We selected a 3-way GTX 260 Core 216 graphics solution for our $2,500 PC with hopes of greater gaming performance, particularly in Crysis, at a lower price. Let’s take a quick look at the overall gaming performance difference before considering value.
Crysis performance was improved, but at a cost in other games. The win is far more significant than the losses when one considers that Crysis is the only game that actually needed the additional performance simply to be playable at the targeted 1920x1200 pixel resolution. Still, the average of all games must be used for determining value.
GTX 280 graphics cards were far more expensive when we chose our components over a month ago. Currently, the overclocked GTX 260 Core 216 model we used costs $260 per card, which is far from the cheapest current model. We had overclocked our GTX 280 samples by the same amount, and the closest-matching card from the same manufacturer currently costs $400. What was previously a savings of around $100 has thus dropped to only $20. Let’s see how much this shrinks the value difference.
Though the 3-way SLI configuration does have slightly better value, it’s hard to imagine that anyone today would choose a motherboard specifically to support it.

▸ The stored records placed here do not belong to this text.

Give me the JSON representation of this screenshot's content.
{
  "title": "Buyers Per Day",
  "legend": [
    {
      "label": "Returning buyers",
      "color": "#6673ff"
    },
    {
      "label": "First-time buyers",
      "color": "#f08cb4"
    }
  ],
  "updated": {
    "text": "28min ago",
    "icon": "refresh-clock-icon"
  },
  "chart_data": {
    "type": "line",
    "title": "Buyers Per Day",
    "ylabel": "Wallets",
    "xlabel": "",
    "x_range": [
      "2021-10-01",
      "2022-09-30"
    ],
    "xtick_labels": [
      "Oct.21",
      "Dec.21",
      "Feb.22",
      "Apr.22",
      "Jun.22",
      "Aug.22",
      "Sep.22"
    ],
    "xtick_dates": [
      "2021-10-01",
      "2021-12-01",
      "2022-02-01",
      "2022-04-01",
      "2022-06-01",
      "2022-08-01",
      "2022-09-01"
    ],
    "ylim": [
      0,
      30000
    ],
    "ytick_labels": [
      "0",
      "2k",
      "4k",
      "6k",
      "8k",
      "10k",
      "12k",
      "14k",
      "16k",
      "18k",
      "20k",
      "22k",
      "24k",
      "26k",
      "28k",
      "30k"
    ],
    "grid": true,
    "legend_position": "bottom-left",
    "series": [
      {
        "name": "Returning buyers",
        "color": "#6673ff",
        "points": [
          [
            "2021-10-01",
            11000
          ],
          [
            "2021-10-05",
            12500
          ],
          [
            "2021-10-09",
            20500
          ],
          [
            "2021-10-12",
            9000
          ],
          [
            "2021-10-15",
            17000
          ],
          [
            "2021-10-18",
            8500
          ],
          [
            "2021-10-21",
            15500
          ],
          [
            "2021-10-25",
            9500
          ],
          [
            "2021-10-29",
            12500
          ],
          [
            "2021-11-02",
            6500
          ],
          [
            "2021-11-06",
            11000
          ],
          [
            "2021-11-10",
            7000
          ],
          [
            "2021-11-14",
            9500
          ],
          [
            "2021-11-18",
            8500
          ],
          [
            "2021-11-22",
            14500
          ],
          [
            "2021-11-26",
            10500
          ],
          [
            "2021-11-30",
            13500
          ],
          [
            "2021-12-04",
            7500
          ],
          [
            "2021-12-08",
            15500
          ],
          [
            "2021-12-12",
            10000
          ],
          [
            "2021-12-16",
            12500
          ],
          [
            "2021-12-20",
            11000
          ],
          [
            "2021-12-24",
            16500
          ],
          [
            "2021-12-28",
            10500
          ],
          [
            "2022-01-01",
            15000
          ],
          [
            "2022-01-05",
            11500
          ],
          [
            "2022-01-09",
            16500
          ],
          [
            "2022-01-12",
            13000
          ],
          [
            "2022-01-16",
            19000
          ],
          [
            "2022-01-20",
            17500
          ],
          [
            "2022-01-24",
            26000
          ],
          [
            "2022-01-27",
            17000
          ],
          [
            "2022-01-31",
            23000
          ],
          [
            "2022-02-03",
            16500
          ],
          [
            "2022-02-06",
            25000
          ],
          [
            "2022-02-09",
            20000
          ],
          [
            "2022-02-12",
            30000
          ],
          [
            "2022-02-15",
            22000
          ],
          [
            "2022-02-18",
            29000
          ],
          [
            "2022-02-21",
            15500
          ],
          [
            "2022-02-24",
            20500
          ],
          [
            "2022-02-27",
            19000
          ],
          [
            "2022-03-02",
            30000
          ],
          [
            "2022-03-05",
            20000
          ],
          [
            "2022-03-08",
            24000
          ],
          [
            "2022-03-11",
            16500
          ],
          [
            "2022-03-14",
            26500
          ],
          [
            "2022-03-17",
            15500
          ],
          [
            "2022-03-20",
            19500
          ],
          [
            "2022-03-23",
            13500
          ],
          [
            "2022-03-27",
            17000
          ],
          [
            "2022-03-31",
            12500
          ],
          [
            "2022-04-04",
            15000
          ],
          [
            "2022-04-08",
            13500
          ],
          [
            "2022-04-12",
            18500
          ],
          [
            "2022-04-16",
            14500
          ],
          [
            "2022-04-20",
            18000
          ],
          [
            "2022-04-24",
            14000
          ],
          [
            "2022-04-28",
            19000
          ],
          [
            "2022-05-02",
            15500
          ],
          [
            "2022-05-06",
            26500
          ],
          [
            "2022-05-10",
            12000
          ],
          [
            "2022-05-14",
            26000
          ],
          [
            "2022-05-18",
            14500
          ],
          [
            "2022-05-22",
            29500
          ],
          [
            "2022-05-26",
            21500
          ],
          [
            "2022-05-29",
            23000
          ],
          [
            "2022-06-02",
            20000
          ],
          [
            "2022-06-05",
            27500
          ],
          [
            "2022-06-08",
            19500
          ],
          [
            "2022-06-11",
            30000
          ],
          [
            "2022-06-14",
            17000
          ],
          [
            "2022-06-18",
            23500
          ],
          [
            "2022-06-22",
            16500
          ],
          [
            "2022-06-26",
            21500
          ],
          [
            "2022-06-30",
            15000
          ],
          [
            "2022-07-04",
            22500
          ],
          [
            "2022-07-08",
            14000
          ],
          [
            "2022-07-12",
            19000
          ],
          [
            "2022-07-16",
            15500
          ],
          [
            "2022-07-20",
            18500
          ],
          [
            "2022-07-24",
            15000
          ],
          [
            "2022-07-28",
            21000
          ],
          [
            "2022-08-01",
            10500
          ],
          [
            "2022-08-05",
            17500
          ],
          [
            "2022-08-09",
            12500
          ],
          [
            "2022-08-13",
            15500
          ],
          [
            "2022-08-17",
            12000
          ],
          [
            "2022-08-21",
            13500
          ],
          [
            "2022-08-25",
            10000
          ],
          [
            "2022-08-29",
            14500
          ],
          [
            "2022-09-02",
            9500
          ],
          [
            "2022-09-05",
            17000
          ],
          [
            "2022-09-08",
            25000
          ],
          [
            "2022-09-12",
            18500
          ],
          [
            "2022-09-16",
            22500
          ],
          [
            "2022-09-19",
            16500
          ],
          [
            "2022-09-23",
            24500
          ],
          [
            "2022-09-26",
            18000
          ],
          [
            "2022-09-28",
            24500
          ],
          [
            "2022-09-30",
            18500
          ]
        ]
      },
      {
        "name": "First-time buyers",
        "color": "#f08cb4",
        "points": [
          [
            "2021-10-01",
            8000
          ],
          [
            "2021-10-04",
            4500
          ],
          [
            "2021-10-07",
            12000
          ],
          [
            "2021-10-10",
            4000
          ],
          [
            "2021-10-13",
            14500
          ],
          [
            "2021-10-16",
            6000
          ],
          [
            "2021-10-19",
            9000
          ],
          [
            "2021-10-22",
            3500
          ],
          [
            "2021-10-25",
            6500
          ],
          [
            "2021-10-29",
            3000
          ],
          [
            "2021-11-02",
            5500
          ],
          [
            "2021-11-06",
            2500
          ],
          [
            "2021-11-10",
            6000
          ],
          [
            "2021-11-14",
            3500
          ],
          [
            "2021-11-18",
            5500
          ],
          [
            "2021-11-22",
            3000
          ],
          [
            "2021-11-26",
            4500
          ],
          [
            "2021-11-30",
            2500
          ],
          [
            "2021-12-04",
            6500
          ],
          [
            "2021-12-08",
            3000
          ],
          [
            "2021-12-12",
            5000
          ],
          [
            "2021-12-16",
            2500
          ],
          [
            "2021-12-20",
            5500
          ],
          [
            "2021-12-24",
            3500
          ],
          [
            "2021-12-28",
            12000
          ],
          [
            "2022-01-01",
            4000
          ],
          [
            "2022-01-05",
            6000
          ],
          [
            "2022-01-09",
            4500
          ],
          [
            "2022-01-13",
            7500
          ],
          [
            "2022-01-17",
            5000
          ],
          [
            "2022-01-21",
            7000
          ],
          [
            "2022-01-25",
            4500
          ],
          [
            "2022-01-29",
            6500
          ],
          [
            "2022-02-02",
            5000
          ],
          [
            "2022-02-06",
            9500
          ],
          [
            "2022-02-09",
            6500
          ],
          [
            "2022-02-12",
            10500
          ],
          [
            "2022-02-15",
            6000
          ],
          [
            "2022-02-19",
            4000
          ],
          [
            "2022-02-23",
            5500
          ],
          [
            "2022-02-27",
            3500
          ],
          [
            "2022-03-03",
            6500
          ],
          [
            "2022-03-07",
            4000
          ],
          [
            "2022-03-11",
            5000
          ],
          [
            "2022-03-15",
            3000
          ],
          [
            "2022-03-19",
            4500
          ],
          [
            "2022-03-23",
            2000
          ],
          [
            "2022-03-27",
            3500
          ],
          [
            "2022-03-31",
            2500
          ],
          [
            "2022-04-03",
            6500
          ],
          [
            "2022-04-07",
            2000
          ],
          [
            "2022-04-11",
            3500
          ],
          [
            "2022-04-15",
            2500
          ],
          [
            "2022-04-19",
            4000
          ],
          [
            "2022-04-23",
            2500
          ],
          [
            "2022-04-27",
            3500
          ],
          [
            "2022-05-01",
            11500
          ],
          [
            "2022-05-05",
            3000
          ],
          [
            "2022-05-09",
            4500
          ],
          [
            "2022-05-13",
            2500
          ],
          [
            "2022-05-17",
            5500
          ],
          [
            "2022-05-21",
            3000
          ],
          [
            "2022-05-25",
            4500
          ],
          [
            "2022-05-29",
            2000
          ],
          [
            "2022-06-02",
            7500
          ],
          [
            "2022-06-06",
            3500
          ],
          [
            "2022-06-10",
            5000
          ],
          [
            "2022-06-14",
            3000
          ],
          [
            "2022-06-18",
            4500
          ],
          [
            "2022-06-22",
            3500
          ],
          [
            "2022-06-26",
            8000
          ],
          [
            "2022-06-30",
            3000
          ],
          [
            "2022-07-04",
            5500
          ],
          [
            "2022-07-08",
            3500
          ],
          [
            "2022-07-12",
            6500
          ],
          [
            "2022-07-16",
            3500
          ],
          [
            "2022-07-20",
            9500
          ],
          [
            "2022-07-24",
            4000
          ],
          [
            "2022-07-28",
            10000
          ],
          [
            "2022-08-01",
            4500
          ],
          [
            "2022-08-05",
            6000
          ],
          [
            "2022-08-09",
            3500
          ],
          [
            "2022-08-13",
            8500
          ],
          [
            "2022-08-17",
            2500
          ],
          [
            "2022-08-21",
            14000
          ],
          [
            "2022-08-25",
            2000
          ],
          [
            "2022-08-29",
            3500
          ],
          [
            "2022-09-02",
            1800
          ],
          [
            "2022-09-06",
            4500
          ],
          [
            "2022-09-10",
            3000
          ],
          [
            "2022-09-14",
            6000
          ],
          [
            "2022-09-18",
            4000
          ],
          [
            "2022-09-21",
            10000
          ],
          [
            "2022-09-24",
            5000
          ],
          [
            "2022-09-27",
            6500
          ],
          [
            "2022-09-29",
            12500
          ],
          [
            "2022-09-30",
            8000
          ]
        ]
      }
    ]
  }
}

What appeared to be a value coup only five weeks ago has become nothing more than a footnote, thanks to falling prices on Nvidia’s current top model as the company prepares to launch its “next big thing.”
To answer the question posed at the beginning of this piece, no. Three of a kind doesn't always beat a pair. Five weeks ago, three GeForce GTX 260 Core 216s would have saved you $100 over the price of two GTX 280s. But today, in light of the cards Nvidia is expected to launch at this year's CES, the difference is nearly a wash.